What is the recommended treatment for carbapenem-resistant Klebsiella (CR-Klebsiella) infection?

Treatment of Carbapenem-Resistant Klebsiella Pneumoniae Infections

For carbapenem-resistant Klebsiella (CR-Klebsiella) infections, ceftazidime-avibactam is recommended as first-line therapy, with specific regimens based on infection site and severity. 1, 2

First-Line Treatment Options

Preferred Agents (Based on Infection Site)

Bloodstream Infections:

• Ceftazidime-avibactam 2.5 g IV q8h infused over 3 hours (7-14 days) 1
• Alternative options:
  • Meropenem-vaborbactam 4 g IV q8h (7-14 days)
  • Imipenem-cilastatin-relebactam 1.25 g IV q6h (7-14 days)

Complicated Urinary Tract Infections:

• Ceftazidime-avibactam 2.5 g IV q8h (5-7 days) 1
• Alternative options:
  • Meropenem-vaborbactam 4 g IV q8h (5-7 days)
  • Imipenem-cilastatin-relebactam 1.25 g IV q6h (5-7 days)
  • Aminoglycosides (for susceptible isolates):
    • Gentamicin 5-7 mg/kg/day IV QD
    • Amikacin 15 mg/kg/day IV QD
    • Plazomicin 15 mg/kg IV q12h

Complicated Intra-abdominal Infections:

• Ceftazidime-avibactam 2.5 g q8h + metronidazole 500 mg q6h (5-7 days) 1
• Alternative options:
  • Imipenem-cilastatin-relebactam 1.25 g IV q6h (5-7 days)
  • Tigecycline 100 mg IV loading dose, then 50 mg IV q12h (5-7 days)
  • Eravacycline 1 mg/kg IV q12h (5-7 days)

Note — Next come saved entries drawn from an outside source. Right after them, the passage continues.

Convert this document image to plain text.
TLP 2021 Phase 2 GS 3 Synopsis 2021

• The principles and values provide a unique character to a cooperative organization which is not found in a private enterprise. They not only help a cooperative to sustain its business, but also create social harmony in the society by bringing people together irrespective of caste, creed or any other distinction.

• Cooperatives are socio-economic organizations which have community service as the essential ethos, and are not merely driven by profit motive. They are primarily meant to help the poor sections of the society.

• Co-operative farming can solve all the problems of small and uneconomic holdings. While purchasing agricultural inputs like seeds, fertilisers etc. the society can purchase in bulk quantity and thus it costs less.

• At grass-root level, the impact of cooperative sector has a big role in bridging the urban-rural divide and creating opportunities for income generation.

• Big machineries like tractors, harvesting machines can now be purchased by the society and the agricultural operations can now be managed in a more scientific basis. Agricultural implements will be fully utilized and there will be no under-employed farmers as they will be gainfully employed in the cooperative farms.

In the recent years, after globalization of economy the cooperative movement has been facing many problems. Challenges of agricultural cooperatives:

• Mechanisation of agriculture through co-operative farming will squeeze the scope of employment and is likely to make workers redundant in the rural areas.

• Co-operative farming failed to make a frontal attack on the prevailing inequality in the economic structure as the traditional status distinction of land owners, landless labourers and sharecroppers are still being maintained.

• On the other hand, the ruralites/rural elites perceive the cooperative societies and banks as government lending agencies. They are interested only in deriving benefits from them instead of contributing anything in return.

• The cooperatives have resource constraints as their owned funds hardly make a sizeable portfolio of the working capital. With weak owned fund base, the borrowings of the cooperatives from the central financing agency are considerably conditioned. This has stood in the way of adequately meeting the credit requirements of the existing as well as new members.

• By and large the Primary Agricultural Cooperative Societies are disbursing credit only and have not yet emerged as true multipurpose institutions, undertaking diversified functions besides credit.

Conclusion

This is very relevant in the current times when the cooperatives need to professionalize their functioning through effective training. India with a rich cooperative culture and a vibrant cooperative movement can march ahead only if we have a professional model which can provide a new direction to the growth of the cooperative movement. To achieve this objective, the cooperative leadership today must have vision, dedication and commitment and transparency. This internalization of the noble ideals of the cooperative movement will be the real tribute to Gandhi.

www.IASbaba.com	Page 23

Combination Therapy Considerations

Combination therapy should be considered for:

1. Critically ill patients with septic shock
2. High-risk infections (e.g., immunocompromised hosts)
3. Severe infections with high bacterial burden

Recommended combinations:

• For severe infections: Ceftazidime-avibactam + aminoglycoside 1, 2
• For colistin-resistant strains: Colistin + rifampicin 3
• For highly resistant strains: Colistin + tigecycline (synergistic against most CR-Klebsiella isolates) 4, 5, 6

Treatment Algorithm

1. Obtain cultures and antimicrobial susceptibility testing

   • Identify specific resistance mechanisms if possible (KPC, NDM, OXA-48, etc.)

2. Initial empiric therapy while awaiting susceptibility results:

   • Ceftazidime-avibactam 2.5 g IV q8h (extended infusion over 3 hours)
   • Consider adding a second agent in critically ill patients

3. Definitive therapy based on susceptibility:

   • If susceptible to ceftazidime-avibactam: Continue as monotherapy for stable patients
   • If resistant to ceftazidime-avibactam:
     • Consider meropenem-vaborbactam or imipenem-relebactam if susceptible
     • For pan-resistant strains: Use polymyxin-based combinations (colistin + tigecycline or colistin + rifampicin)

4. Duration of therapy:

   • Bloodstream infections: 10-14 days
   • Complicated UTI: 5-7 days
   • Complicated intra-abdominal infections: 5-7 days
   • Hospital-acquired/ventilator-associated pneumonia: 10-14 days

Special Considerations

1. High-dose tigecycline regimen (loading dose 200 mg, then 100 mg q12h) should be considered when using tigecycline for bloodstream infections due to its low serum concentrations at standard doses 1, 2

2. Extended infusion of beta-lactams is strongly recommended to optimize pharmacokinetic/pharmacodynamic parameters 1

3. Therapeutic drug monitoring is recommended when using polymyxins and aminoglycosides to minimize toxicity while ensuring efficacy 2

4. Source control (drainage of abscesses, removal of infected devices) is essential for successful treatment 2

5. Carbapenem-containing combinations may be beneficial when the meropenem MIC is ≤8 mg/L, using high-dose extended infusion (2 g IV q8h infused over 3 hours) 1

Common Pitfalls to Avoid

1. Monotherapy with tigecycline for bloodstream infections (inadequate serum levels)

2. Inadequate dosing of polymyxins (colistin requires a loading dose of 5 mg CBA/kg followed by maintenance dosing)

3. Failure to adjust dosing for renal function, particularly for ceftazidime-avibactam and polymyxins

4. Delayed source control which significantly impacts mortality regardless of antimicrobial choice

5. Inadequate duration of therapy, especially for deep-seated infections or immunocompromised hosts

By following this structured approach to the management of carbapenem-resistant Klebsiella infections, clinicians can optimize treatment outcomes while minimizing the emergence of further resistance.